GEWRGZRPBCTPGQMCKHFDBGW ZCCF

and reached METHINKS IT IS LIKE A WEASEL in 41 generations of selective 'breeding'.

And this is Dembski's weasel-algorithm:

Partitioned search s a "divide and conquer" procedure best introduced by example. Consider the L =28 character phrase

METHINKS ∗ IT ∗ IS ∗ LIKE ∗ A ∗ WEASEL. (19)

Suppose that the result of our ﬁrst query of L =28 characters is

SCITAMROFN ∗ IYRANOITULOVE ∗ SAM. (20)

Two of the letters {E, S} are in the correct position. They are shown in a bold font. In partitioned search, our search for these letters is ﬁnished.

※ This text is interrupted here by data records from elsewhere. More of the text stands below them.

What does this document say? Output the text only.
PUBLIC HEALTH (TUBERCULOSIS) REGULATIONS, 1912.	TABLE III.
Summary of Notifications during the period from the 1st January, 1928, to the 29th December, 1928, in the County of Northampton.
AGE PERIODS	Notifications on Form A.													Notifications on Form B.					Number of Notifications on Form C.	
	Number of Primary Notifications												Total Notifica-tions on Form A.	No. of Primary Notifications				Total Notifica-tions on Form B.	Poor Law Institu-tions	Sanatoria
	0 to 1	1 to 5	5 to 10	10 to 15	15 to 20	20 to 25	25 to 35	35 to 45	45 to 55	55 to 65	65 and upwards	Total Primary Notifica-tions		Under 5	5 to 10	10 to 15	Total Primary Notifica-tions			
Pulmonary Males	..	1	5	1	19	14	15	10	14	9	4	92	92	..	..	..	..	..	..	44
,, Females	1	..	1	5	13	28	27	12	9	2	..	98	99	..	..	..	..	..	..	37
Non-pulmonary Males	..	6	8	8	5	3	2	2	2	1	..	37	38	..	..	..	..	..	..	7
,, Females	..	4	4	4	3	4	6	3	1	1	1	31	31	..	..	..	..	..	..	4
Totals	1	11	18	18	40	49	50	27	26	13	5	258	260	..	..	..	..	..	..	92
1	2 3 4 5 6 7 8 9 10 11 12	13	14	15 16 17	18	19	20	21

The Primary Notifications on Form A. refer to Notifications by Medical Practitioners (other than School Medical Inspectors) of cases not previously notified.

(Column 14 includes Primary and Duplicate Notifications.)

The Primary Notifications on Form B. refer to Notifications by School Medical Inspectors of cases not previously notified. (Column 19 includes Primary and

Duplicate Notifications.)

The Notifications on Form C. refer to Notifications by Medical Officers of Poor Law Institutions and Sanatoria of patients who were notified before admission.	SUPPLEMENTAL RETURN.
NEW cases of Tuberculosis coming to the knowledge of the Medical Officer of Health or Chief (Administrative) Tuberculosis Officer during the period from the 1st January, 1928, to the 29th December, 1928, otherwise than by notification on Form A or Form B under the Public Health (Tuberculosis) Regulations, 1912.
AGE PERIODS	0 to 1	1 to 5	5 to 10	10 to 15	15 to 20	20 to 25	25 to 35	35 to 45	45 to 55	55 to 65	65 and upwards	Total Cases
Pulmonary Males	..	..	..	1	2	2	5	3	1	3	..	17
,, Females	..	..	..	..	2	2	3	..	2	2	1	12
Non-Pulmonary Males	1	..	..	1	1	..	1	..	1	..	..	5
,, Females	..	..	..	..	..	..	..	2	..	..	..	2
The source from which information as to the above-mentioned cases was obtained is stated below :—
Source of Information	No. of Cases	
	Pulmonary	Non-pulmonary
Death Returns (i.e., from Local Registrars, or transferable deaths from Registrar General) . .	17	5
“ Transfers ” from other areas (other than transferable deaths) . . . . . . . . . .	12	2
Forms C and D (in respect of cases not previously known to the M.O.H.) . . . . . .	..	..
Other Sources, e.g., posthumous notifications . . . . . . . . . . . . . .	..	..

For the incorrect letters, we select 26 new letters and obtain

OOT ∗ DENGISEDESEHT ∗ ERA∗NETSIL. (21)

Five new letters are found, bringing the cumulative tally of discovered characters to {T, S,E, ∗,E, S,L}. All seven characters are ratcheted into place. The 19 new letters are chosen, and the process is repeated until the entire target phrase is found.

Well, at least it is short.

### Obvious differences

1. While Dawkins mentioned a couple of strings (it duplicates it repeatedly), Dembski only mentions one string.
2. The mutation rate of Dawkins example seems to be much lower than the Dembski's, at least judging from the first two generations:
Dawkins:
1) WDLTMNLT*DTJBKWIRZREZLMQCO*P
2) WDLTMNLT*DTJBKSIRZREZLMQCO*P

Dembski:
1) SCITAMROFN*IYRANOITULOVE*SAM
2) OOT*DENGISEDESEHT*ERA*NETSIL

(changes in bold font)
3. Dawkins gives the number of generations for three experiments: 43, 64, and 41. The expected number of generations G, i.e, E(G), for Dembski's algorithm is 104.55 (=Σk(1-(1-(1/N)k)L), where N is the size of the alphabet and L the number of letters of the phrase, i.e. N = 27, L = 28 .

### Claimed differences

Dembski always stressed that in the algorithm a letter once found is ''latched'' or ''ratcheted''. And the strings given as examples in Dawkins's book doesn't exclude that ''latching'' is happening. But Dawkins stated repeatedly that in his algorithm latching doesn't take place.

## Conclusion

Even this superficial comparison of the two algorithms shows that both are very different: so to say two kinds of weasels.